Di sini saya hanya menyoroti program khusus penanggulangan kemiskinan (targeted program), menurut Pak Menko Kesra, Presiden telah memerintahkan agar alokasi dana untuk penanggulangan kemiskinan tahun 2008 tidak dikurangi. Bahkan anggaran Pemerintah Pusat untuk penanggulangan kemiskinan dan pencapaian MDGs terus meningkat dari waktu ke waktu, yaitu Rp 21,7 pada 2005 menjadi Rp 51,7 pada 2007 dan Rp 80 trilyun pada 2008. Ini bukti bahwa pemerintah serius dalam proses pengurangan rakyat miskin dinegeri ini.

Saat ini program penanggulangan kemiskinan sendiri dikelompokkan dalam tiga kelompok (kluster) program, yaitu; pertama, Bantuan dan Perlindungan Sosial berupa 8 program dengan sasaran 3,9 juta Rumah Tangga Sangat Miskin. Untuk kluster pertama ini adalah upaya pemerintah untuk membantu menopang hidup penduduk miskin agar lebih berdaya. Contoh program kluster ini adalah program Raskin, dan Jamkesmas,

Kedua, Pemberdayaan Masyarakat (PNPM Mandiri) dengan sasaran 60-70 juta penduduk miskin. Ketika masyarakat dinilai sudah berdaya, maka pemerintah menyodorkan PNPM. PNPM merupakan wadah bagi program-program penanggulangan kemiskinan yang dijalankan oleh berbagai lembaga pemerintah baik yang departemen maupun LPND dan tentunya program-program tersebut berbasis pemberdayaan masyarakat. Contoh program yang terintregrasi dengan PNPM adalah PPK, P2KP, P2DTK dan sebagainya.
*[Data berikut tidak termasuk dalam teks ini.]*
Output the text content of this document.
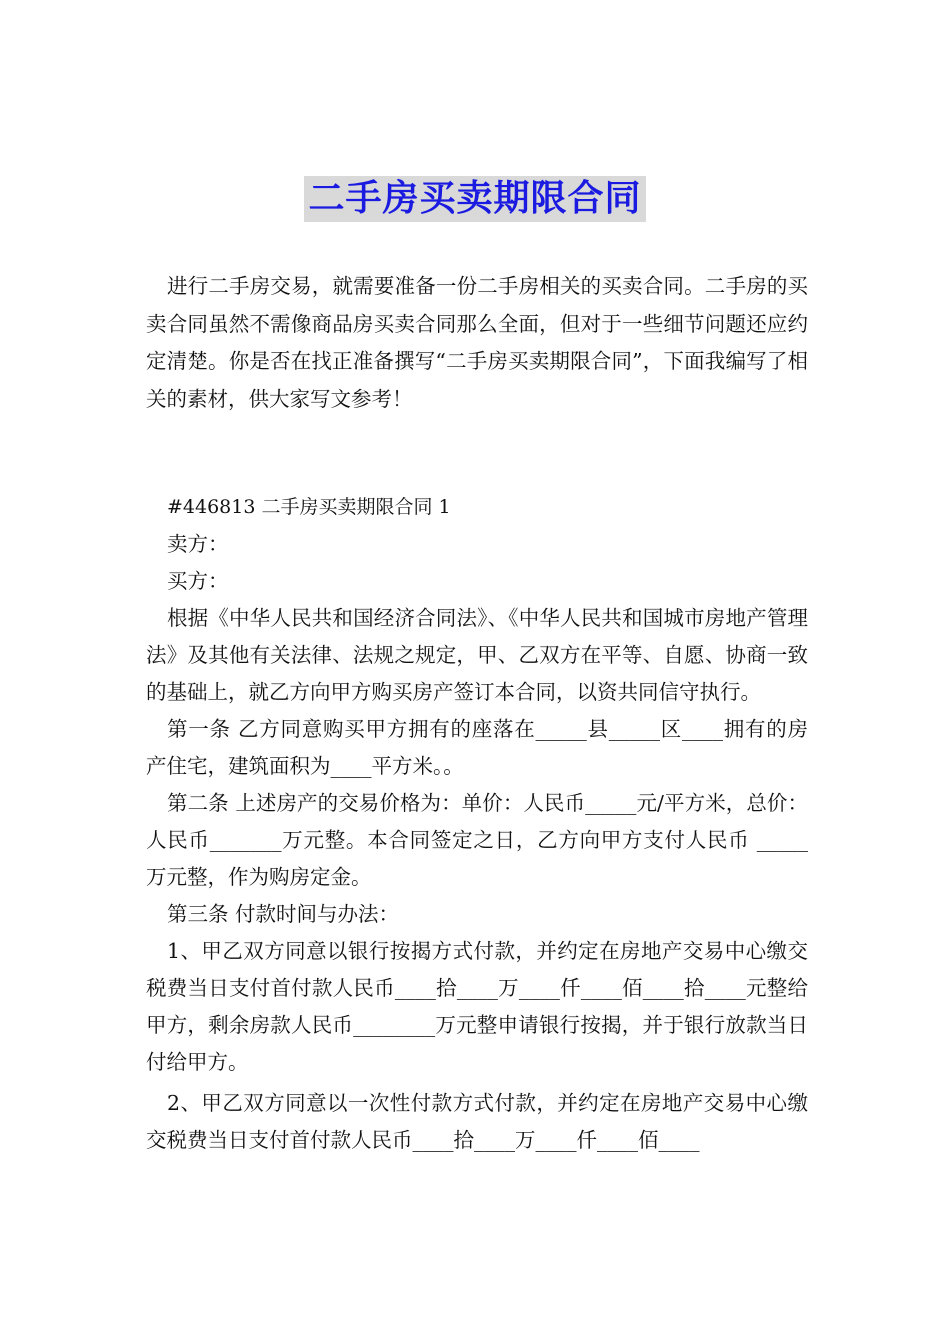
二手房买卖期限合同

进行二手房交易，就需要准备一份二手房相关的买卖合同。二手房的买卖合同虽然不需像商品房买卖合同那么全面，但对于一些细节问题还应约定清楚。你是否在找正准备撰写“二手房买卖期限合同”，下面我编写了相关的素材，供大家写文参考！

#446813 二手房买卖期限合同 1

卖方：

买方：

根据《中华人民共和国经济合同法》、《中华人民共和国城市房地产管理法》及其他有关法律、法规之规定，甲、乙双方在平等、自愿、协商一致的基础上，就乙方向甲方购买房产签订本合同，以资共同信守执行。

第一条 乙方同意购买甲方拥有的座落在_____县_____区____拥有的房产住宅，建筑面积为____平方米。。

第二条 上述房产的交易价格为：单价：人民币_____元/平方米，总价：人民币_______万元整。本合同签定之日，乙方向甲方支付人民币 _____万元整，作为购房定金。

第三条 付款时间与办法：

1、甲乙双方同意以银行按揭方式付款，并约定在房地产交易中心缴交税费当日支付首付款人民币____拾____万____仟____佰____拾____元整给甲方，剩余房款人民币________万元整申请银行按揭，并于银行放款当日付给甲方。

2、甲乙双方同意以一次性付款方式付款，并约定在房地产交易中心缴交税费当日支付首付款人民币____拾____万____仟____佰____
Ketiga, Penguatan Kemandirian Masyarakat (Pengembangan UMKM), berupa pemberian kredit UMKM dengan sasaran kelompok masyarakat yangg layak, sudah diberdayakan oleh PNPM (100.000 pokmas) dan hampir miskin (6,9 juta RT) serta nasabah UMKM (70 juta nasabah). Dan diupayakan dari tahun ke tahun penduduk miskin yang tercakup dalam PNPM-Mandiri akan terus ditingkatkan. Contoh program kluster ketiga ini adalah pemberian Kredit Usaha Rakyat (KUR) yang dijalankan oleh BNI, BRI, Bank Mandiri, Mandir Syariah, Bukopin dan BTN

Dengan dijaganya momentum proses penanggulangan kemiskinan khusus (targeted program) pemerintah melihat peluang penurunan jumlah penganggur dari 10,55 juta jiwa pada tahun 2007 menjadi 6,49 juta jiwa tahun depan. Kondisi itu dimungkinkan karena ada dua program penanggulangan kemiskinan yang sekaligus diharapkan mampu menciptakan lapangan kerja baru untuk 70 juta tenaga kerja, terutama di pedesaan. Bahkan Bank Dunia memprediksikan akan terjadi angka penurunan kemiskinan sebanyak 4,6 juta orang. Bank Dunia dengan menggunakan ukuran US$ 2 PPP/kap/hari (purchasing power parity) mencatat pada 2007 jumlah penduduk miskin diproyeksikan sebanyak 105,3 juta atau 45,2 persen dari jumlah penduduk, menjadi 100,7 juta orang atau 42,6 persen pada 2008.